Но если план останется под завесой тайны, никому не видимый и неведомый, то бояться нечего.

– Раз ты ничего не видела, то не знаешь, что я сделал.

А потому закончим этот разговор. И никогда не заведём его снова.

Таков был смысл моих слов.

Однако, Юигахама не отвернула от меня своих глаз и заговорила вновь:

– Но даже если это нельзя увидеть и раскритиковать, ты всё равно будешь о нём думать.

– Нет, я…

– Вина не оставит тебя, – перебила она меня.

И она абсолютно права. Вина меня не оставит.

Я не сомневаюсь, что в чём-то ошибся, и эти переживания не будут оставлять меня ещё долго.

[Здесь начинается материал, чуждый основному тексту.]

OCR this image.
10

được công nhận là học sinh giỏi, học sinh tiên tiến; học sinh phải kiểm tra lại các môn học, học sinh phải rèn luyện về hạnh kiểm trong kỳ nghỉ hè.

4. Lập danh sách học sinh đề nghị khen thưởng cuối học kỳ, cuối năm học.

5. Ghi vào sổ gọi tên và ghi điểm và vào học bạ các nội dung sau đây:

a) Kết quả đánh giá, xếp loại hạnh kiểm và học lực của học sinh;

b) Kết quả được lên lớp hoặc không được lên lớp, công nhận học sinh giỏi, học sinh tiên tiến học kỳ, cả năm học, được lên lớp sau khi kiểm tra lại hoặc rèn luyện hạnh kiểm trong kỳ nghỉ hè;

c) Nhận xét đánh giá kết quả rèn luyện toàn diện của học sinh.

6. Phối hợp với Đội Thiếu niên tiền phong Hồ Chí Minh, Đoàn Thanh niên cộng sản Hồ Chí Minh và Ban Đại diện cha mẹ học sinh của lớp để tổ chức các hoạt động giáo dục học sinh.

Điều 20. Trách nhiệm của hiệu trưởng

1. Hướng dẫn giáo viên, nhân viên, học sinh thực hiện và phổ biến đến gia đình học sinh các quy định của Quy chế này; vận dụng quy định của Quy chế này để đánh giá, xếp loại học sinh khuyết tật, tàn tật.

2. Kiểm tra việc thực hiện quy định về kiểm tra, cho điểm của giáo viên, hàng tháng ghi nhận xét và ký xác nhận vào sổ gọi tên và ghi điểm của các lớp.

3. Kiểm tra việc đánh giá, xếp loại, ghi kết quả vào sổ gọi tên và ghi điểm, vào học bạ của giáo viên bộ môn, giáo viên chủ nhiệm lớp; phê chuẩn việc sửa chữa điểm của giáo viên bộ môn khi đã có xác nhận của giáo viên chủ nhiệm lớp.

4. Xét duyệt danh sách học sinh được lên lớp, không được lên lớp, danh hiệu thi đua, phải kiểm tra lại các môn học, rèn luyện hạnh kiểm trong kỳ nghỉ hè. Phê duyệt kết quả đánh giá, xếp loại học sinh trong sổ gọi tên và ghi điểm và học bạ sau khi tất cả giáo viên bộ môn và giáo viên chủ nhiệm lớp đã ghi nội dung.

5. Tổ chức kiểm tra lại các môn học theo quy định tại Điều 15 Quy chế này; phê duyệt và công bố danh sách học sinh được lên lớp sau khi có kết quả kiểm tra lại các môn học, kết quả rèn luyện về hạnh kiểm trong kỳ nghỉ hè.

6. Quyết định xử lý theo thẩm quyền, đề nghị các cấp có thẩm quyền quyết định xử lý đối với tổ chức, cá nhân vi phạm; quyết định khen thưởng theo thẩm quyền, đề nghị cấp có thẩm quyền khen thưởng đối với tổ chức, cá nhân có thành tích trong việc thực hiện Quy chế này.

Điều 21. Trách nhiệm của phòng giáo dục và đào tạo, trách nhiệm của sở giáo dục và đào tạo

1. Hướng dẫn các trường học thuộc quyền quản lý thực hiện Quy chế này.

Поэтому, что бы я после этого не сделал, вина обязательно ко мне вернётся.

– Я… так ничего и не сделала, но… всё равно начинаю думать, вышло ли всё хорошо. А ты должен ещё больше, – тёплым тоном сказала Юигахама. Она чуть грустно улыбнулась. Но всё равно заботилась обо мне.

Поэтому от её доброты мне становилось ужасно больно. Пусть даже мне казалось, что я не хотел никакой боли. Но и такие простые желания не сбываются.

– Мы ведь не ошиблись?

Я не мог ответить на этот вопрос. Хотя знал, как.

Пока я сидел и молчал, Юигахама чувственно сказала:

– Теперь всё будет как прежде?

– Не знаю, – честно ответил я.

Слова, которые Юкиношьта тогда сказала, топором не вырубить.

Как приятно надеяться, что тебя понимают. Но если погрузиться в такую надежду поглубже, она окажется цепкой трясиной. Насколько, интересно, приятнее будет просто вверить себя её воле?

Взаимопонимание – страшная иллюзия.

Я не знаю, сколько отчаяния ждёт того, кто от неё очнётся.

Малейшее чувство дискомфорта – и вот уже сомнение превращается в душащий ошейник с шипами.

Я должен был это заметить.

Я желал не дружбы.

Я желал искренности, и больше ничего.

Когда тебя слышат без слов, понимают без действий, прощают за любой проступок.

Эта иллюзия далека от реальности и глупа, но всё-таки прекрасна.

Этой искренности желали и я, и она.

Глава 9: В этой клубной комнате больше не пахнет чаем.[edit]

С началом декабря в привычную жизнь начал врываться Новый год; к нему словно само время спешило.

До конца календаря осталось три недели.

С началом месяца воздух охватило предновогоднее возбуждение. Ко всеобщему пофигу, выборы в учсовет в этом триместре случились несколько позже, чем обычно. Голосование тихо-мирно прошло вчера.

После слёзных упрашиваний Ишшики Хаяма согласился-таки написать ей речь, поэтому она оказалась абсолютно списанной с платформы Юкиношьты. И к концу дня после подсчёта голосов Ишшики Ироху объявили новым президентом ученического совета.

Который приступал к своим обязанностям сегодня.

Но обычным ученикам, живущим собственными жизнями, всё это было безразлично.

Как и мне. Моя жизнь вернулась в прежний ритм.

Я, как обычно, пришёл на уроки и совсем не заметил, как они закончились.

После классного часа вышел из класса.

Время года благополучно сменилось на зиму, и видимое из окон коридора небо было очень холодным.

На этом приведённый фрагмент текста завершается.